Motorola MotoSmart

Feature set summary for Motorola MotoSmart review
As we expect from most handsets around the 100 quid mark, there are only basic features included. The three-megapixel snapper produces drab images and lacks flash
Motorola MotoSmart

Style and handling summary for Motorola MotoSmart review
Looks-wise the MotoSmart is like most other Motorolas and very like the Motoluxe. It’s a tad chunky and a bit brick-like, but it’s still comfy to use with one hand.

Battery power summary for Motorola MotoSmart review
This is a big letdown. If you use your phone quite a bit it will die before half the day is over – and stream video and you’ll drain the juice in less than four hours.

Performance summary for Motorola MotoSmart review
We found games and apps were prone to slowing down, and the MotoSmart couldn’t always run Gingerbread smoothly. We had a couple of app crashes, as well.

User friendliness summary for Motorola MotoSmart review
The operating system, Android Gingerbread is a bit dated and prone to stuttering. The small display is not always as responsive as we’d have liked when going online and using apps, but it’s okay for emails and texts. The autocorrect facility is great.

Full Review and Specification for the Motorola Motosmart
Motorola is aiming its Motorola MotoSmart phone at smartphone newbies – that’s why it comes in at a very decent £100 SIM-free, and less than £10 a month. But there are lots of budget Android handsets coming onto the market, including the new Xperia Tipo from Sony, and Alcatel’s range of handsets priced at less than £100. So does the MotoSmart offer enough to compete with its rivals?

Weighing in at 115g, the MotoSmart is a nice weight. It may feel a bit bricklike, but it’s actually comfy to hold in one hand, so that you can use your thumb to swipe and prod the touchscreen. There’s not much in the way of ports and keys on the side – just the headphone jack, volume controls, power button and the Micro USB port to allow you to hook up the handset to a PC. A slide-off panel on the rear reveals the SIM card slot, battery and microSD slot – a welcome addition as onboard storage is pretty sparse.

Looks familiar

The MotoSmart is reminiscent of the Motoluxe, with its glass panel, which covers pretty much all of the front, and the sloping plastic lip at the base. The rear and sides have a softer texture.

The display is small at 3.5 inches, and appears even smaller thanks to the wide black border around it. Under the screen sit four touch-sensitive buttons – they are lit up when the handset is in use.

The keyboard is well laid out, which makes it easy to email and text – whether in landscape or portrait mode – and the autocorrect feature is excellent, The display is bright enough to be read in sunshine too.

Simple setup

Setting up the phone is easy. Fire it up for the first time and you’ll be asked to sign into your Google account – or asked to create one if you don’t have one. This will also sync your calendar, mail and so on. Then you can get busy downloading from the Google Play store and pop them onto your seven desktops, which can be populated with all kinds of apps and widgets. It’s just a pity that it runs on the rather dated Android Gingerbread.

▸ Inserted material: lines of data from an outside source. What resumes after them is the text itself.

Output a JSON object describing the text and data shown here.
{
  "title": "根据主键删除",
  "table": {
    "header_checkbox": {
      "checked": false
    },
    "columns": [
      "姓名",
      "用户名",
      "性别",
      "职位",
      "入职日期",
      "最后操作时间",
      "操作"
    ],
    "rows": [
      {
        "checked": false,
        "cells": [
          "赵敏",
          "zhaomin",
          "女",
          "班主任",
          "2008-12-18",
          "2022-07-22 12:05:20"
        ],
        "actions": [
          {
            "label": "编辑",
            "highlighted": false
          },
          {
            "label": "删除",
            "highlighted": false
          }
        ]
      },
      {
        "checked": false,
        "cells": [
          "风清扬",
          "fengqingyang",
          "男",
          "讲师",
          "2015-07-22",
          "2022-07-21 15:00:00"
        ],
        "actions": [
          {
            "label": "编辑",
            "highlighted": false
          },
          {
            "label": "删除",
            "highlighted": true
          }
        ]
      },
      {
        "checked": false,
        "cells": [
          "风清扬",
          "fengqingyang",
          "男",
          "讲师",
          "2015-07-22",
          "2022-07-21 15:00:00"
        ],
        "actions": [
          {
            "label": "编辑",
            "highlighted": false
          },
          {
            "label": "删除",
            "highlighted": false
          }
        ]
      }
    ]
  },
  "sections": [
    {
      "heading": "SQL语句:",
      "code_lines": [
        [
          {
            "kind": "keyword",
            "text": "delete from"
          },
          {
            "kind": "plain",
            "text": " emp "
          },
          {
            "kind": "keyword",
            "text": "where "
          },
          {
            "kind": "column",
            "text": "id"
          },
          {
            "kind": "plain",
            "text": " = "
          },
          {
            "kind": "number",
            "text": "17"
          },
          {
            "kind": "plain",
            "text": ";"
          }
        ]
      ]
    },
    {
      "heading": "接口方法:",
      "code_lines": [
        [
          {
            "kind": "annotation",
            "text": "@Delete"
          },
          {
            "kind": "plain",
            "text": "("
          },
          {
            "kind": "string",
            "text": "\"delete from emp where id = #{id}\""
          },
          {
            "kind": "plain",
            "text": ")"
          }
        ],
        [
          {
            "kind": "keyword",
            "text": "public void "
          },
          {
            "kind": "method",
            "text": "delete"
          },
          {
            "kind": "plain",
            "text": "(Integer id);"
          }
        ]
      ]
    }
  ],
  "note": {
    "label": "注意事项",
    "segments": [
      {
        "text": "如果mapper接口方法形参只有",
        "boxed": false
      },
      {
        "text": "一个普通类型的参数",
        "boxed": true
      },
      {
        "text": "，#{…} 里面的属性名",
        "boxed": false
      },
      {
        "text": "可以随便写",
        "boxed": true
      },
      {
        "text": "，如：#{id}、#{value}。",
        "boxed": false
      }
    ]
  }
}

Surfing the web was not such an enjoyable experience. Because the display is not so responsive, you find yourself dragging a digit across the screen, while the website is standing still. It’s not at all easy to get around larger websites.

Wonderful widgets

The MotoSmart may well have a dated OS, but Motorola has introduced some neat new widgets. Contacts and most-used apps are taken care of by the Social Graph and Activity Graph – the bigger the square the more you use that contact or app. It’s simple, but really effective. It’s also possible to access your recently used apps via the notifications tab.

Some apps and games took some time to load and lost frame rate, resulting in a juddery experience. It was difficult to tell sometimes if it was the processor struggling or just the touchscreen not responding well. The phone was also a tad sluggish when we browsed through menus or tried to switch between desktops. And we suffered some apps crashes too. Not great

In the picture

Budget smartphone snappers are never that impressive and the MotoSmart doesn’t disappoint. It’s a three-megapixel model and produces blurred, soft images thanks to the lack of autofocus, and our pictures were dull and bland. There are filters such as mono and sepia – and there’s a ‘burst mode’ facility – but given that there’s a one-second gap between taking each image it’s a bit pointless really. There’s no flash so low-light and nighttime shots are useless, and the video facility produces grainy results, with poor sound.

If you’re watching HD video, quality’s not bad for a budget handset – but don’t expect really lifelike bright colours. It’s really too small a screen for watching a full-length movie, but it’s okay for YouTube clips and TV programmes.

It’s a pity that the battery life is such a letdown – it left only a third of power after just fours hours of playing with apps, emailing and texting. Video streaming sees the juice drain even faster. Switch off GPS and Wi-Fi and it does help a bit.

Our conclusion

The Motorola MotoSmart is aimed at smartphone newbies, but the shuddery performance, poor battery life and unresponsive display could put off a lot of people. While Motorola has done a nice job adding its own touches to Android Gingerbread, there’s not much else for us to recommend here.